With the drought’s blow already dealt to alfalfa and corn growers, the soybean crop is now being eyed as a possible source of forage. "They are starting to swath some beans in central Kansas," notes Hessman. "If we don’t get rain we could see a lot of swathers running in the bean fields." Typically, soybean hay will be ground and blended with alfalfa before being fed to feeder cattle.
Kansas growers are even considering planting oats in September to see if the crop will grow large enough to be baled. "As far as I know, it’s never been done," says Hessman.
In the hardest hit area, which stretches from Iowa east to Ohio and north to southern Wisconsin, many cornfields are a complete loss. "A lot of the corn acreage in southern Wisconsin will produce less than 25 bushels per acre," says Undersander.
Dairy producers in this hard hit area have limited choices, he says.
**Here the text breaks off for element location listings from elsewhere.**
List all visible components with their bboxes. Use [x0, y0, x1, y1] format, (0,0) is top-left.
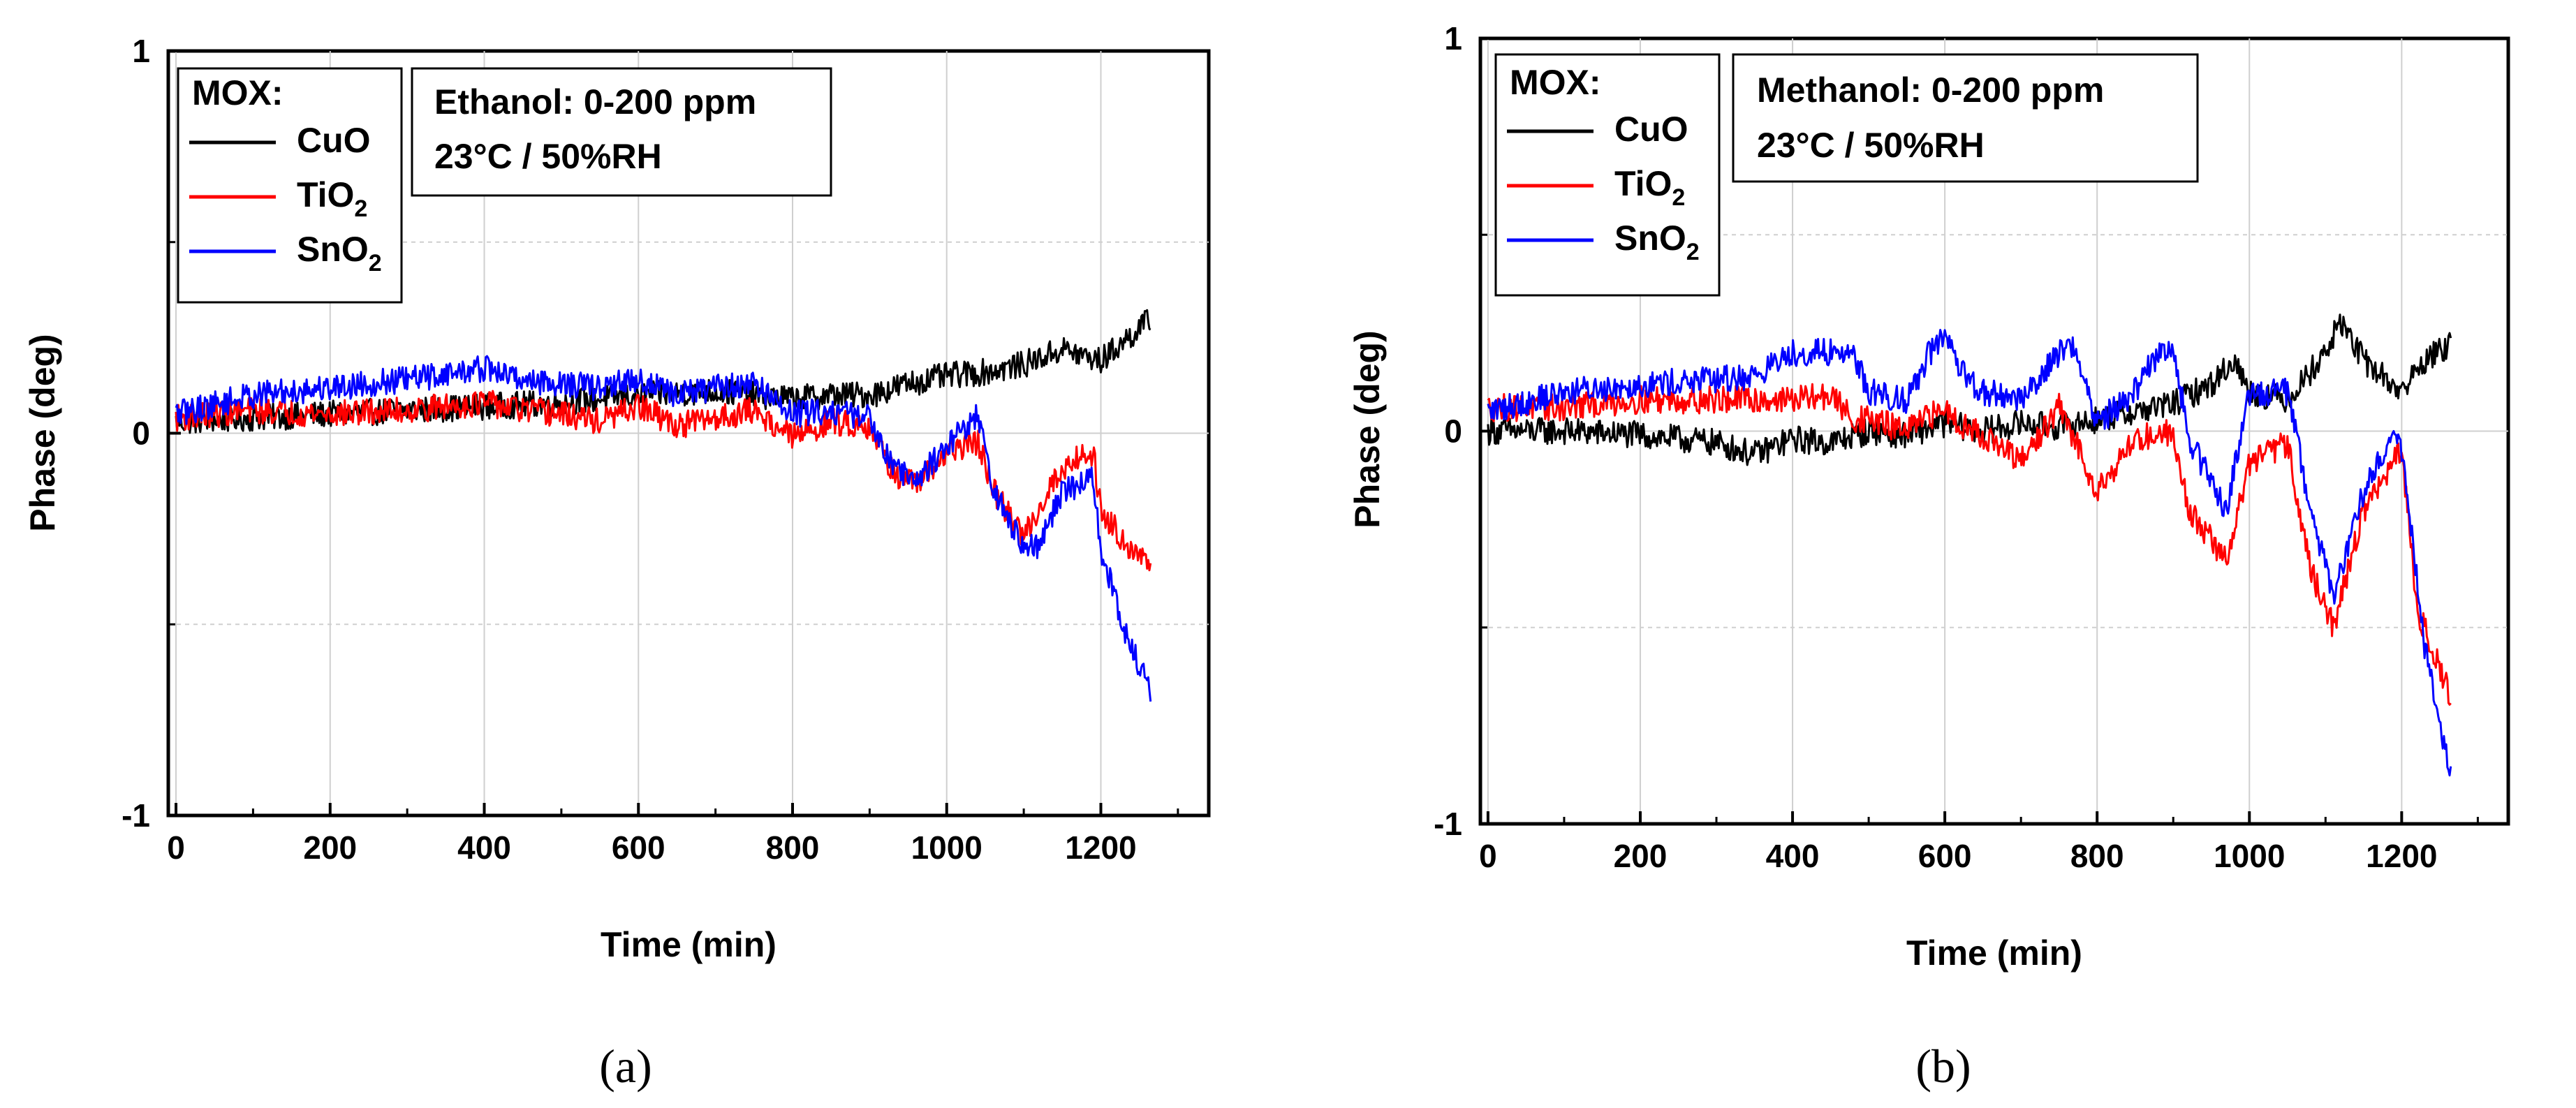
y-axis-label-a: Phase (deg) [23, 334, 62, 531]
y-tick-label-b: 1 [1444, 20, 1462, 57]
panel-b: 0 200 400 600 800 1000 1200 -1 0 1 Time (min) Pha… [1348, 20, 2510, 1093]
panel-caption-b: (b) [1915, 1040, 1971, 1093]
legend-label-b: SnO2 [1614, 219, 1700, 265]
x-axis-label-b: Time (min) [1906, 933, 2082, 973]
series-line-tio2-b [1487, 383, 2452, 706]
x-tick-label-b: 600 [1918, 838, 1972, 874]
series-group-b [1487, 313, 2452, 777]
info-box-frame-a [411, 67, 832, 197]
legend-label-b: CuO [1614, 110, 1688, 149]
ticks-b: 0 200 400 600 800 1000 1200 -1 0 1 [1434, 20, 2479, 874]
legend-label-a: SnO2 [297, 230, 382, 276]
x-tick-label-b: 400 [1766, 838, 1820, 874]
info-box-a: Ethanol: 0-200 ppm 23°C / 50%RH [411, 67, 832, 197]
series-line-tio2-a [175, 390, 1152, 572]
ticks-a: 0 200 400 600 800 1000 1200 -1 0 1 [122, 33, 1179, 866]
series-group-a [175, 309, 1152, 702]
x-tick-label-b: 1000 [2214, 838, 2285, 874]
y-axis-label-b: Phase (deg) [1348, 330, 1387, 528]
legend-box-a [177, 67, 403, 304]
y-tick-label-a: 1 [132, 33, 150, 69]
x-axis-label-a: Time (min) [601, 925, 777, 964]
x-tick-label-b: 1200 [2366, 838, 2437, 874]
y-tick-label-b: -1 [1434, 806, 1462, 842]
legend-box-b [1494, 53, 1721, 297]
x-tick-label-b: 800 [2070, 838, 2124, 874]
panel-caption-a: (a) [599, 1040, 652, 1093]
y-tick-label-b: 0 [1444, 413, 1462, 450]
x-tick-label-a: 1000 [911, 829, 982, 866]
info-box-frame-b [1732, 53, 2199, 183]
x-tick-label-a: 0 [167, 829, 185, 866]
x-tick-label-a: 1200 [1065, 829, 1136, 866]
x-tick-label-a: 600 [612, 829, 665, 866]
x-tick-label-a: 400 [457, 829, 511, 866]
x-tick-label-a: 200 [303, 829, 357, 866]
panel-a: 0 200 400 600 800 1000 1200 -1 0 1 Time (min) Pha… [23, 33, 1211, 1093]
x-tick-label-a: 800 [766, 829, 820, 866]
legend-label-a: CuO [297, 121, 371, 160]
y-tick-label-a: 0 [132, 415, 150, 452]
info-line-2-a: 23°C / 50%RH [434, 137, 662, 176]
x-tick-label-b: 0 [1479, 838, 1497, 874]
x-tick-label-b: 200 [1614, 838, 1668, 874]
legend-title-b: MOX: [1510, 63, 1601, 102]
info-line-1-a: Ethanol: 0-200 ppm [434, 82, 756, 121]
info-line-1-b: Methanol: 0-200 ppm [1757, 71, 2104, 110]
y-tick-label-a: -1 [122, 797, 150, 834]
legend-title-a: MOX: [192, 73, 284, 112]
series-line-sno2-b [1487, 329, 2452, 777]
series-line-sno2-a [175, 355, 1152, 702]
info-box-b: Methanol: 0-200 ppm 23°C / 50%RH [1732, 53, 2199, 183]
info-line-2-b: 23°C / 50%RH [1757, 126, 1985, 165]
They can wait to see how much corn will be available from crop producers and then manage for mycotoxins and nitrates, or they can wait a couple of weeks to let their own corn dry down enough to ensile and then manage for nitrates. Those who can get silage off soon enough can try to plant a new crop of corn or small grain.
"Small grain seed is in short supply, and herbicide residues could restrict what grain can be planted," says Undersander. On average, he says, small grain crops planted by Aug. 1 in southern Wisconsin and south will yield about one to three tons of dry matter, while corn will yield one to four tons. "These are desperate measures," says Undersander. "And the question remains whether we will even get enough rain to replant.